Zawaliła się część kamienicy w Warszawie. Ewakuowano mieszkańców sąsiedniego budynku
Zawaliła się kamienica przy ulicy Wileńskiej 5 na warszawskiej Pradze. Budynek nie był zamieszkany, ale ewakuowano mieszkańców sąsiedniego. Ulica Wileńska jest zamknięta od Targowej do Inżynierskiej. Po godzinie 21 straż pożarna poinformowała, że psy ratownicze nie podjęły śladu w ruinach. Oznacza to, że w chwili zawalenia w budynku nie znajdowały się żadne osoby.
Prewencyjnie ewakuowano 56 mieszkańców sąsiedniej kamienicy, na której pojawiły się pęknięcia.
- Oględzin budynku dokonał inspektor nadzoru budowlanego, który wydał zgodę na powrót mieszkańców do kamienicy. Nie zgodził się na to zarządca nieruchomości. Władze dzielnicy zapewniają nocleg dla ewakuowanych mieszkańców - poinformował rzecznik Państwowej Straży Pożarnej st. bryg. Paweł Frątczak.
Prezydent Warszawy Hanna Gronkiewicz-Waltz poinformowała wcześniej, że część mieszkańców ewakuowanego budynku spędzi noc w hotelu. "Musimy być absolutnie pewni, że nic im nie grozi w mieszkaniach" - napisała na Twitterze.
Policja i strażacy na miejscu
- Zawaliła się część kamienicy przy ulicy Wileńskiej 5. Jest to pustostan. Policjanci są już na miejscu i zabezpieczają teren - powiedziała wcześniej w poniedziałek komisarz Ewa Szymańska-Sitkiewicz z biura prasowego Komendy Stołecznej Policji.
- Zawalił się jeden segment oficyny kamienicy przy ul. Wileńskiej 5. Runęło pięć kondygnacji - cztery piętra wraz z parterem. Nie ma na razie informacji o poszkodowanych. Ale teren przeszuka grupa poszukiwawcza "Warszawa" z Jednostki Ratowniczo-Gaśniczej nr 15 - powiedział starszy aspirant Łukasz Płaskociński z zespołu prasowego Komendy Miejskiej Państwowej Straży Pożarnej miasta stołecznego Warszawy.
Późno wieczorem w poniedziałek straż pożarna poinformowała, ze w ruinach nie wykryto śladów ludzi.
Zwierzęta nie wyczuły ludzi
- Psy ratownicze nie podjęły śladu - powiedział polsatnews.pl starszy aspirant Łukasz Płaskociński.

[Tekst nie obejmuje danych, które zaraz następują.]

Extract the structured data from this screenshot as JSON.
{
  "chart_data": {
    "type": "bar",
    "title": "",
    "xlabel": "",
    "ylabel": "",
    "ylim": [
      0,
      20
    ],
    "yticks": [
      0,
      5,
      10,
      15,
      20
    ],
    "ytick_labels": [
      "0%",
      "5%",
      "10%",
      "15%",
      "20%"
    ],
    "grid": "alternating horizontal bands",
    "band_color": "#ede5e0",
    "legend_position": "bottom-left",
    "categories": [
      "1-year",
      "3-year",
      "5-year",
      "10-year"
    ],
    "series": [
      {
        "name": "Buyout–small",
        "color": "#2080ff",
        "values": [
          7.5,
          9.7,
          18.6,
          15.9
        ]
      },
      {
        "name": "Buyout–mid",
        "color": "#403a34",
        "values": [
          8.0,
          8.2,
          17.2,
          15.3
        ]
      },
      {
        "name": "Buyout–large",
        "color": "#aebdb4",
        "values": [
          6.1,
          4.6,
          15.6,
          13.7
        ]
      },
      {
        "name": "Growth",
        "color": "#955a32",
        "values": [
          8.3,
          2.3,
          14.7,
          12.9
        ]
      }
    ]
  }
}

Straż pożarna pozostała na miejscu aby usunąć fragmenty konstrukcji budynku, które mogłyby spaść z dużej wysokości i uszkodzić zaparkowane na dole samochody.
- Na miejscu jest także inspektor nadzoru budowlanego, który podejmie decyzję, co dalej z ewakuowanymi mieszkańcami - powiedział Płaskociński.
Wiceprezydent stolicy Michał Olszewski obecny na miejscu zdarzenia poinformował, że ewakuowanym mieszkańcom została udzielona pomoc. Według niego do kamienicy zgłoszone były roszczenia dawnych właścicieli i z tego powodu od dawna nie była remontowana. Była również zabezpieczona przed dostępem osób niepowołanych.
Zawalony fragment budynku nie jest widoczny z ulicy. Do wypadku doszło w podwórzu.
Zamknięty pustostan na Pradze
Kamienica jest opuszczona, a dostęp do niej jest na co dzień zamknięty.
Po wypadku strażacy ewakuowali mieszkańców klatki budynku przy ul. Wileńskiej 7, której lokale przylegają bezpośrednio do zawalonego fragmentu budynku.
Do zdarzenia doszło po godzinie 20:00.
Na razie nie ma informacji o tym, aby ktoś został poszkodowany.